Für die üblichen Betoneigenschaften - Konsistenz und
Festigkeit - ist die präzise Festlegung der Kornverteilung
der Zuschläge wichtig. Diesem Umstand wird bei der Festlegung
und Bezeichnung der Gesteinskörnungen gemäß neuer
Norm DIN 4226 durch den hohen Stellenwert der Kornzusammensetzung
Rechnung getragen. Über die Regelanforderungen an Zuschläge
bzw. Gesteinskörnungen hinaus sind zusätzliche Anforderungen
nur für spezielle Verwendungszwecke des Betons notwendig. Gemäß
den neuen Normen für Gesteinskörnungen - DIN 4226 - und
Beton - DIN 1045 bzw. DIN EN 206 - werden für Bauteile, die
den Expositionsklassen XF (Frost) ausgesetzt sind, erhöhte
Anforderungen gestellt. Hierbei werden für Frost ohne Taumittel
Kategorien für Gesteinskörnungen der Gruppe F bzw. für
Frost mit Taumittel der Kategorien MS gefordert. Für Sichtflächen
sind Anforderungen der Kategorie Q gemeinsam festzulegen.
Leistungsfähigkeit
Aus Sicht der Transportbetonindustrie ist die neue DIN 4226 sehr
gut geeignet, um den regionalen Unterschieden, die Gesteinskörnungen
naturgemäß aufweisen, Rechnung zu tragen. Für die
meisten Eigenschaften wurden unterschiedliche Kategorien festgelegt.
Daraus ergeben sich für Hersteller und Abnehmer von Gesteinskörnungen
neue "Freiheitsgrade". Im Hinblick auf die Betontechnologie lässt
sich mit praktisch allen Kategorien qualitativ hochwertiger Beton
herstellen. Entscheidend ist aber die Wirt-schaftlichkeit. Dass
eine Gesteinskörnung einer besonders hochwertigen Kategorie
zugeordnet werden kann, weil bei der Kiesaufbereitung ein besonders
hoher Aufwand betrieben wurde, ist allein noch kein Kriterium. Erst
wenn der Transportbetonhersteller damit eine höhere Wirtschaftlichkeit
erzielen kann, ergibt sich der Vorteil. Andersherum kann es auch
wirtschaftlich sein, Gesteinskörnungen zu verwenden, die weniger
als die Regelanforderungen erfüllen. Entscheidend ist, dass
mit der größtmöglichen Wirtschaftlichkeit ein anforderungsgerechter
Beton hergestellt wird. Das neue Normenpaket für Gesteinskörnungen
und für Beton enthält in dieser Hinsicht viele neue Möglichkeiten,
die den Erfindungsreichtum von Unternehmern und Betontechnologen
herausfordern werden. Beispiele sind die nunmehr mögliche Verwendung
von Korngemischen (zB 4/32), die Zulässigkeit eines höheren
Gehaltes an Feinanteilen kleiner 0,063 mm, die neue Korngröße
22,4 mm oder die völlige Freiheit bei der Festlegung der Sandsieblinie.

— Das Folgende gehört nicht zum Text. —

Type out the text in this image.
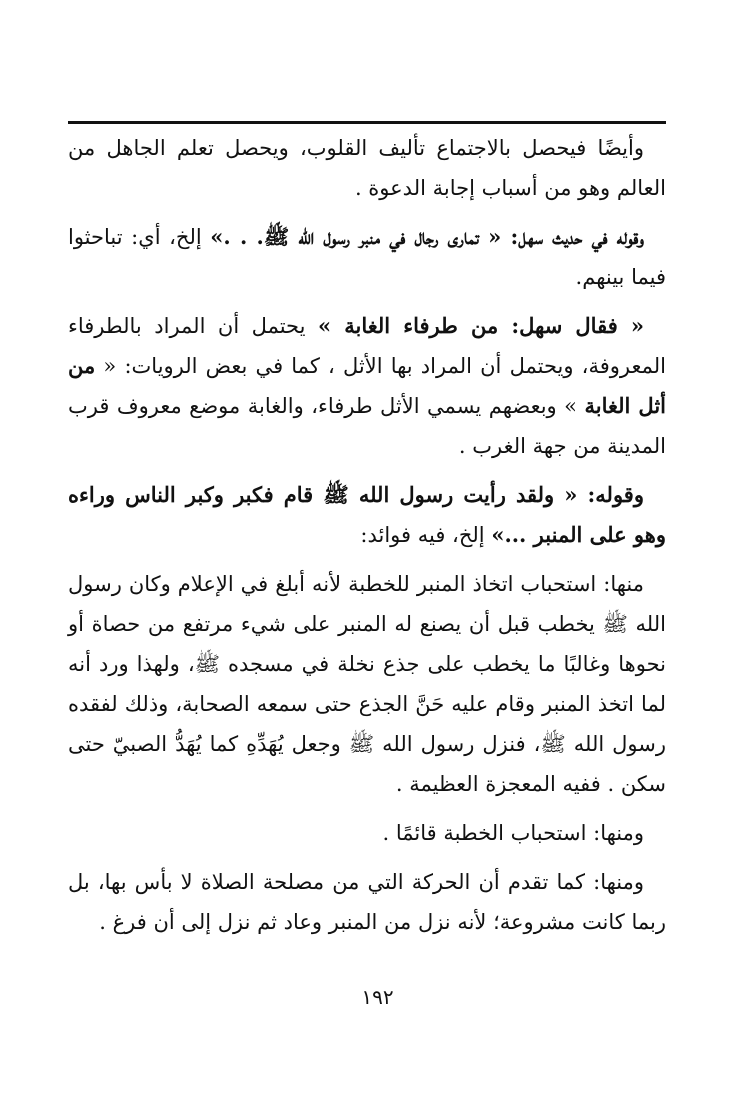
وأيضًا فيحصل بالاجتماع تأليف القلوب، ويحصل تعلم الجاهل من العالم وهو من أسباب إجابة الدعوة .

وقوله في حديث سهل: « تمارى رجال في منبر رسول الله ﷺ. . .» إلخ، أي: تباحثوا فيما بينهم.

« فقال سهل: من طرفاء الغابة » يحتمل أن المراد بالطرفاء المعروفة، ويحتمل أن المراد بها الأثل ، كما في بعض الرويات: « من أثل الغابة » وبعضهم يسمي الأثل طرفاء، والغابة موضع معروف قرب المدينة من جهة الغرب .

وقوله: « ولقد رأيت رسول الله ﷺ قام فكبر وكبر الناس وراءه وهو على المنبر ...» إلخ، فيه فوائد:

منها: استحباب اتخاذ المنبر للخطبة لأنه أبلغ في الإعلام وكان رسول الله ﷺ يخطب قبل أن يصنع له المنبر على شيء مرتفع من حصاة أو نحوها وغالبًا ما يخطب على جذع نخلة في مسجده ﷺ، ولهذا ورد أنه لما اتخذ المنبر وقام عليه حَنَّ الجذع حتى سمعه الصحابة، وذلك لفقده رسول الله ﷺ، فنزل رسول الله ﷺ وجعل يُهَدِّهِ كما يُهَدُّ الصبيّ حتى سكن . ففيه المعجزة العظيمة .

ومنها: استحباب الخطبة قائمًا .

ومنها: كما تقدم أن الحركة التي من مصلحة الصلاة لا بأس بها، بل ربما كانت مشروعة؛ لأنه نزل من المنبر وعاد ثم نزل إلى أن فرغ .

١٩٢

Die Leistungsfähigkeit der Ausgangsstoffe zeigt sich allerdings
nicht im Betonentwurf, sondern in der täglichen Praxis während
der Betonherstellung. So kann sich der Einsatz von Zuschlägen
mit guten Prüfzeugnissen im Betrieb bedingt durch hohe Schwankungsbreiten
als unwirtschaftlich oder gar unmöglich erweisen.
Bild 1 zeigt die zeitliche Veränderung der Kornzusammensetzung
einer Korngruppe im Verlauf von 10 Monaten.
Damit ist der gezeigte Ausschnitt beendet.